When questioned about the statement recently, however, Romney backtracked somewhat, saying security officials were concerned only that animal rights activists and others might disrupt the Games through violent protests similar to those in Seattle and more recently in Geneva and other cities during global conferences of the World Trade Organization.

His source for that concern? Web sites that encourage protesters to come to Salt Lake City and use the Games as a political forum.

Olympic security officials, Romney said, are "considering all possible sources of violent disruption of the Olympics."

The Utah Olympic Public Safety Command would not discuss the issue either, saying only it had no plans to hinder legal protests. "Protests are not an issue as long as they stay within the boundary of the law," said UOPSC spokeswoman Tammy Palmer.

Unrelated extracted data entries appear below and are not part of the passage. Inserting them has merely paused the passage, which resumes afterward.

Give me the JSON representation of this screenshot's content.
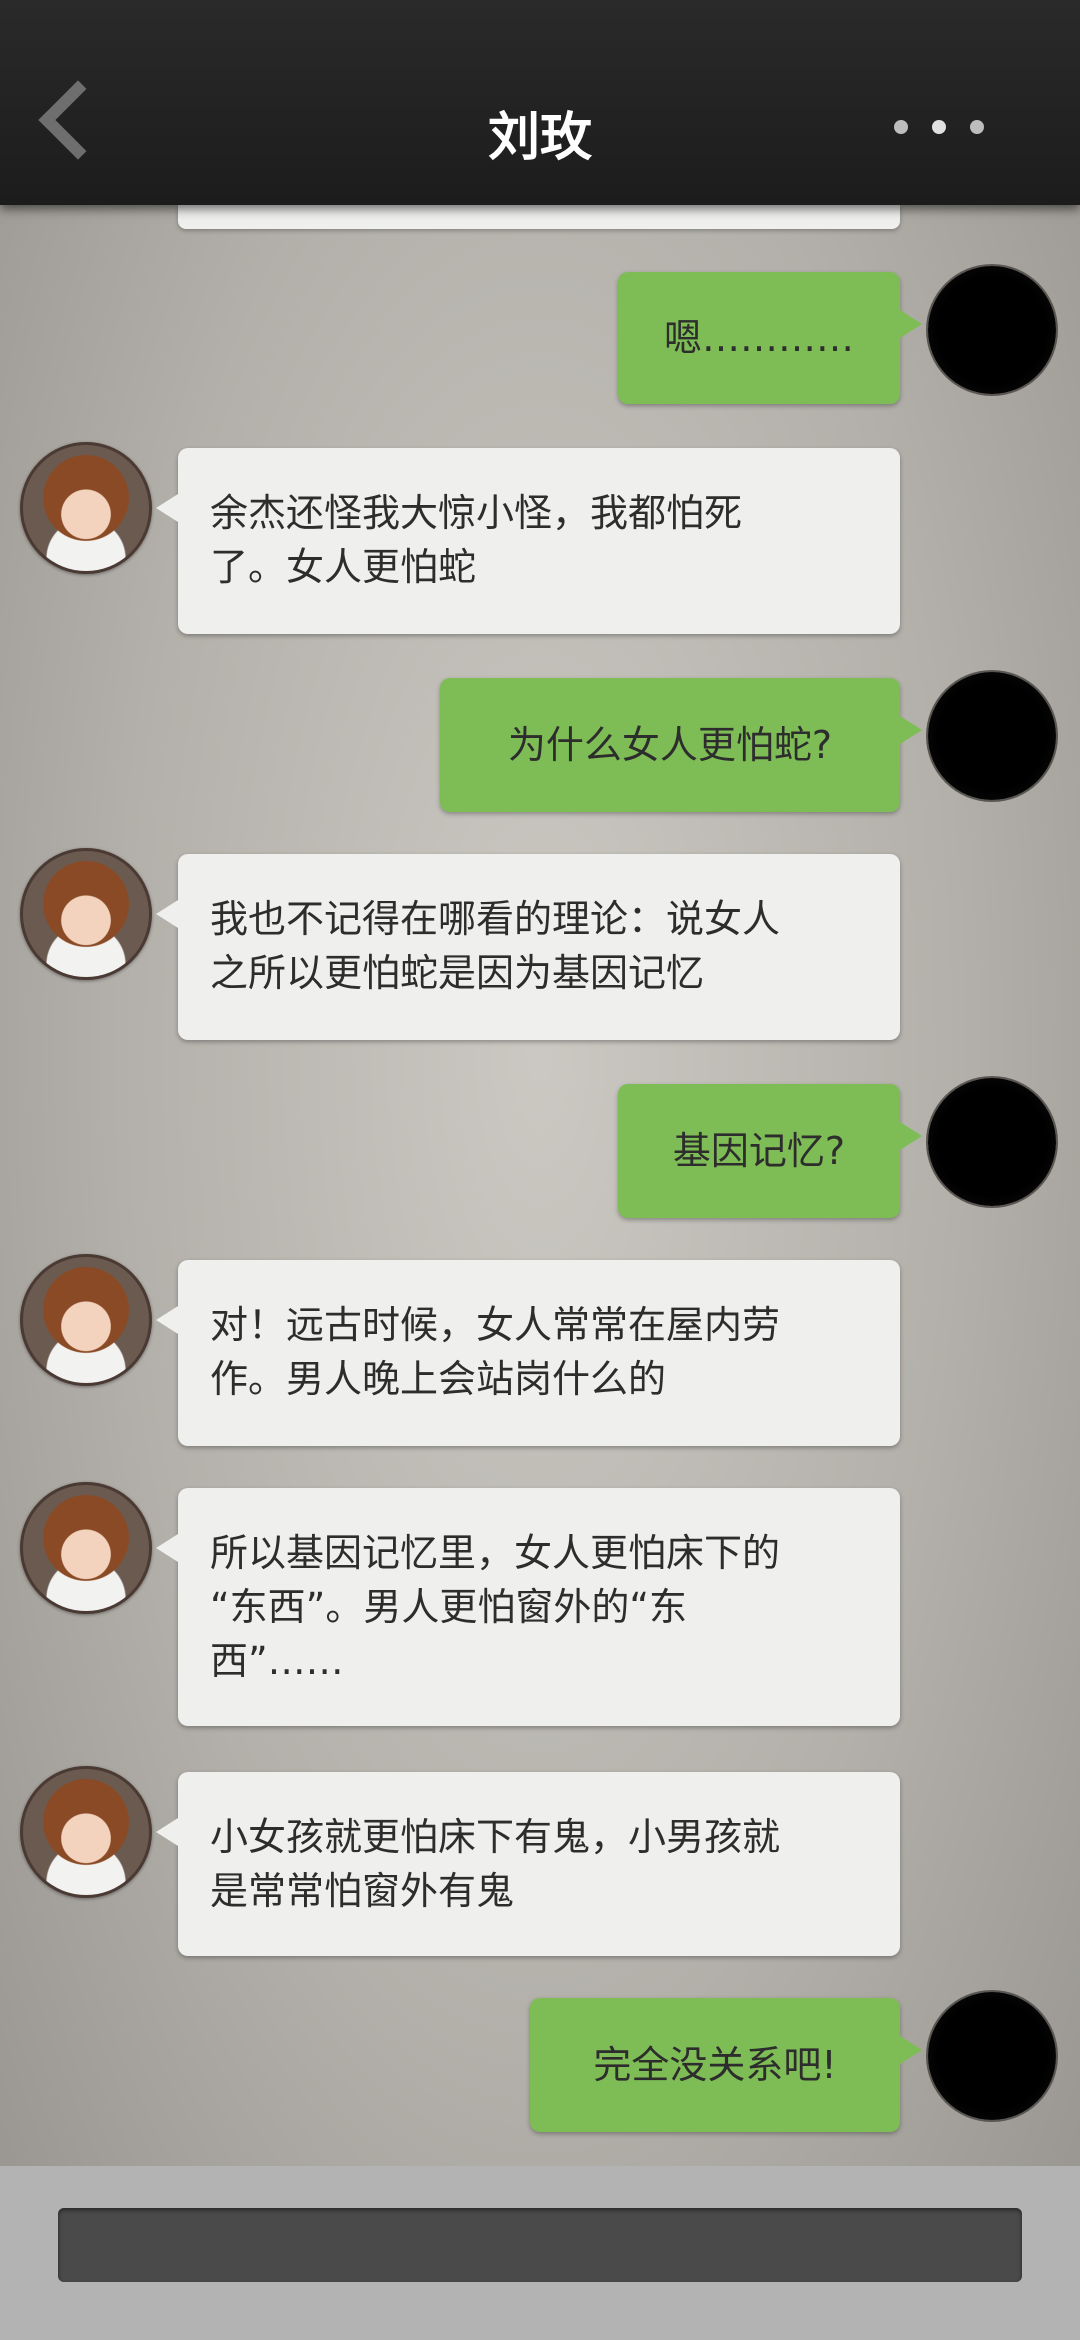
{
  "header": {
    "title": "刘玫",
    "back_icon": "chevron-left-icon",
    "more_icon": "more-horizontal-icon"
  },
  "messages": [
    {
      "side": "out",
      "text": "嗯…………"
    },
    {
      "side": "in",
      "lines": [
        "余杰还怪我大惊小怪，我都怕死",
        "了。女人更怕蛇"
      ]
    },
    {
      "side": "out",
      "text": "为什么女人更怕蛇?"
    },
    {
      "side": "in",
      "lines": [
        "我也不记得在哪看的理论：说女人",
        "之所以更怕蛇是因为基因记忆"
      ]
    },
    {
      "side": "out",
      "text": "基因记忆?"
    },
    {
      "side": "in",
      "lines": [
        "对！远古时候，女人常常在屋内劳",
        "作。男人晚上会站岗什么的"
      ]
    },
    {
      "side": "in",
      "lines": [
        "所以基因记忆里，女人更怕床下的",
        "“东西”。男人更怕窗外的“东",
        "西”……"
      ]
    },
    {
      "side": "in",
      "lines": [
        "小女孩就更怕床下有鬼，小男孩就",
        "是常常怕窗外有鬼"
      ]
    },
    {
      "side": "out",
      "text": "完全没关系吧!"
    }
  ],
  "input": {
    "value": ""
  }
}
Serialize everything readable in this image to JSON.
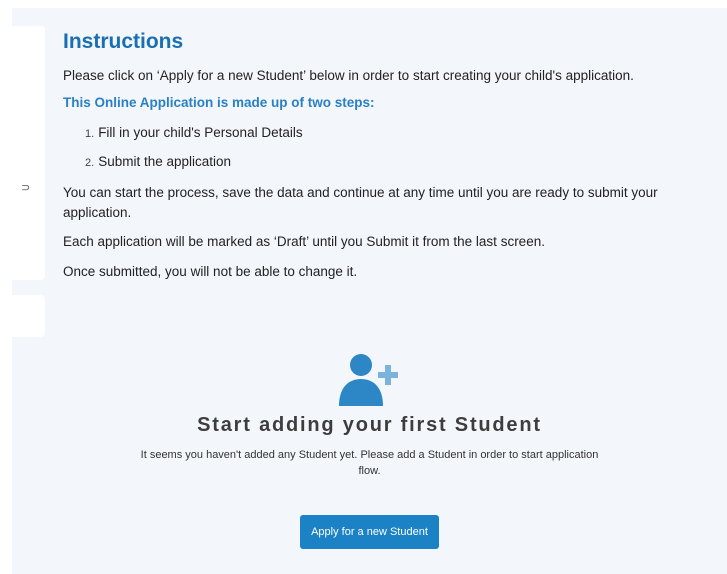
{
  "instructions": {
    "title": "Instructions",
    "intro": "Please click on ‘Apply for a new Student’ below in order to start creating your child's application.",
    "steps_heading": "This Online Application is made up of two steps:",
    "steps": [
      {
        "num": "1.",
        "label": "Fill in your child's Personal Details"
      },
      {
        "num": "2.",
        "label": "Submit the application"
      }
    ],
    "para_process": "You can start the process, save the data and continue at any time until you are ready to submit your application.",
    "para_draft": "Each application will be marked as ‘Draft’ until you Submit it from the last screen.",
    "para_submitted": "Once submitted, you will not be able to change it."
  },
  "sidebar": {
    "glyph": "⊃"
  },
  "empty_state": {
    "icon": "add-user-icon",
    "title": "Start adding your first Student",
    "text": "It seems you haven't added any Student yet. Please add a Student in order to start application flow.",
    "button_label": "Apply for a new Student"
  },
  "colors": {
    "accent": "#1a6fb3",
    "button": "#1b82c5",
    "icon": "#2d86c6",
    "panel_bg": "#f3f6fa"
  }
}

Officers involved in investigating past crimes by animal rights activists would not return calls to the newspaper. The FBI, which has labeled the Animal Liberation Front — a loose-knit national organization that has claimed responsibility for dozens of attacks on businesses, research labs and government offices across the nation, including Utah — a "terrorist" organization, is also mum, refusing to talk about Utah ALF cases past or present.

Where's the beef?

If law enforcement is mum on the topic, animal activists are not. They're talking to whoever will listen.

According to the Web site www.burntheolympics.org, activists claim to have been harassed by officers assigned to the Olympic Joint Terrorism Task Force. At least two activists say they have been singled out for questioning by authorities.

Jeremy Parkin, a member of the Utah Animal Rights Coalition (UARC), was charged last year with four felonies for freeing mink and destroying property at a Magna farm in 1999. A judge later dismissed the charges for lack of evidence.

Eric Ward, UARC administrative director, was also charged with a felony in a case involving a fur store protest, but the count was reduced to Class B misdemeanor trespassing; he was placed on probation until April, after the Olympics conclude.

"The timing (of the probation) is sure convenient," Ward said, calling the charges "harassment."

Activists maintain that law enforcement used the two arrests on "trumped up" charges to justify harassment of UARC, despite the group's public disavowal of violence and property destruction.

"They choose to publicly scapegoat groups like UARC instead of deal with the truth," said Sabrina, a spokesperson for Build Underground Resistance, Not the Olympics, or "Burntheolympics," a group that supports property destruction.

"No law enforcement official wants to admit it can't nab a bunch of people running around in ski masks setting fire to things," said Sabrina, who uses only her first name.